Comparable sales in China, where the chain has been rapidly expanding in recent years to tap rising coffee consumption, declined 23%, overshadowing 12% growth in North America.
China’s strict lockdown measures to meet its zero-COVID policy have upended operations of most global companies that have a significant presence in the Chinese market, including Apple (NASDAQ:), Gucci-parent Kering (EPA:) and Taco Bell-owner Yum China.
Global comparable sales at Starbucks (NASDAQ:), which recently brought back former Chief Executive Officer Howard Schultz to lead the company at a time when workers at many coffee houses are unionizing, rose 7% in the second quarter, while analysts polled by Refinitiv had expected 7.1% growth.

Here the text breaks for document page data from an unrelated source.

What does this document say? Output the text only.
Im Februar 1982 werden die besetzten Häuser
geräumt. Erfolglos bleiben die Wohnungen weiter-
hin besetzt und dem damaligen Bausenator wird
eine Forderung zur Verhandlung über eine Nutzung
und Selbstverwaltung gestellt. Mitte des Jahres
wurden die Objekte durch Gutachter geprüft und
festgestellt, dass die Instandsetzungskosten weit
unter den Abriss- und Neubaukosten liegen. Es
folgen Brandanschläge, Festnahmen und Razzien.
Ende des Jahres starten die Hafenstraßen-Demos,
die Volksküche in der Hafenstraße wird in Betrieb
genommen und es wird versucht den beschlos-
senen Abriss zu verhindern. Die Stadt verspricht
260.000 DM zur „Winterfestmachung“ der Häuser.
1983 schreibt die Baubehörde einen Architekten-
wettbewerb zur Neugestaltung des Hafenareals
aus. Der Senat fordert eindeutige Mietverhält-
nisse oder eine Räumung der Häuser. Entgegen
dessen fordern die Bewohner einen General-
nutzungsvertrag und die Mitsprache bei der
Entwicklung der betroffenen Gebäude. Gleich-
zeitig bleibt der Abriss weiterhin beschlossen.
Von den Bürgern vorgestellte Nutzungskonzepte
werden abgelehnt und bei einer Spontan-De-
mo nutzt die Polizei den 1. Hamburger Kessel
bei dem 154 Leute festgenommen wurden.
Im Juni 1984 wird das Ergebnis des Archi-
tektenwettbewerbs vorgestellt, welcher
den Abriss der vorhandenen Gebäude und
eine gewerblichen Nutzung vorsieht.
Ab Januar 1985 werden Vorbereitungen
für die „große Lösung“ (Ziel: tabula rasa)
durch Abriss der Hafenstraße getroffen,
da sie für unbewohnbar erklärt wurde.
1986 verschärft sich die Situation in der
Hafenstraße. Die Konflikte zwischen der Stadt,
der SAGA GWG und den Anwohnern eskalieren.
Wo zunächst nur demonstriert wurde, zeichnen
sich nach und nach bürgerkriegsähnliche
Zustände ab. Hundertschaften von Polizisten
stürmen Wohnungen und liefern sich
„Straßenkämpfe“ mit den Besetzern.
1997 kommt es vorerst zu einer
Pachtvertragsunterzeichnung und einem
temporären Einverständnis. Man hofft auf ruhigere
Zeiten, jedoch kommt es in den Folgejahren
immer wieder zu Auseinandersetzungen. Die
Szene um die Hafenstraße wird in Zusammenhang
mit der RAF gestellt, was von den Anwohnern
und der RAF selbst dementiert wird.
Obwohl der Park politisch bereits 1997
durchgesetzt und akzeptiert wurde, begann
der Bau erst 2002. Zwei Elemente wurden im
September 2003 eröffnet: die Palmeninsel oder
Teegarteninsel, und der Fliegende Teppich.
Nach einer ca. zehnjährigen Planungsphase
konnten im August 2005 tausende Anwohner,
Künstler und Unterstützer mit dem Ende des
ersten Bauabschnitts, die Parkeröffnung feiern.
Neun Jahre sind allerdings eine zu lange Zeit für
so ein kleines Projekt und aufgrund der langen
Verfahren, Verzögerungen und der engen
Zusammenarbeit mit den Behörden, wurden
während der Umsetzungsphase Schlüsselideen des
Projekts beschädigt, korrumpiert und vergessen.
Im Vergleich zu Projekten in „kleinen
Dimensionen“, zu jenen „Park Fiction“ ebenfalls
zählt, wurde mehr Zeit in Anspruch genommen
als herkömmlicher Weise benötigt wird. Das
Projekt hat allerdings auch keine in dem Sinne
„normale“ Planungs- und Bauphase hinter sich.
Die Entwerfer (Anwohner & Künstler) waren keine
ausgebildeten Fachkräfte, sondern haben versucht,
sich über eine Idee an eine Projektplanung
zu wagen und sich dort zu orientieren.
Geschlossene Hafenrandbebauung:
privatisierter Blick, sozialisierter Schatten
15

Shares rose 1.7% in extended trading following the results.
Despite strong US sales, operating margins in North America contracted to 17.1% from 19.3% in the prior year due to higher costs for labor and goods.
Starbucks has raised wages for employees. Even so, more than 50 US cafes have elected to join the Workers United union, while five stores voted against the union, out of roughly 240 altogether that have sought to hold elections since August.
Total net revenue rose to $7.64 billion from $6.67 billion a year earlier, as the company opened 313 net new stores during the quarter. Analysts had expected $7.59 billion in quarterly revenue.
Net earnings rose to $674.5 million, or 58 cents per share, in the latest quarter from $659.4 million, or 56 cents per share, a year earlier.
Excluding items, Starbucks earned 59 cents per share, in line with estimates.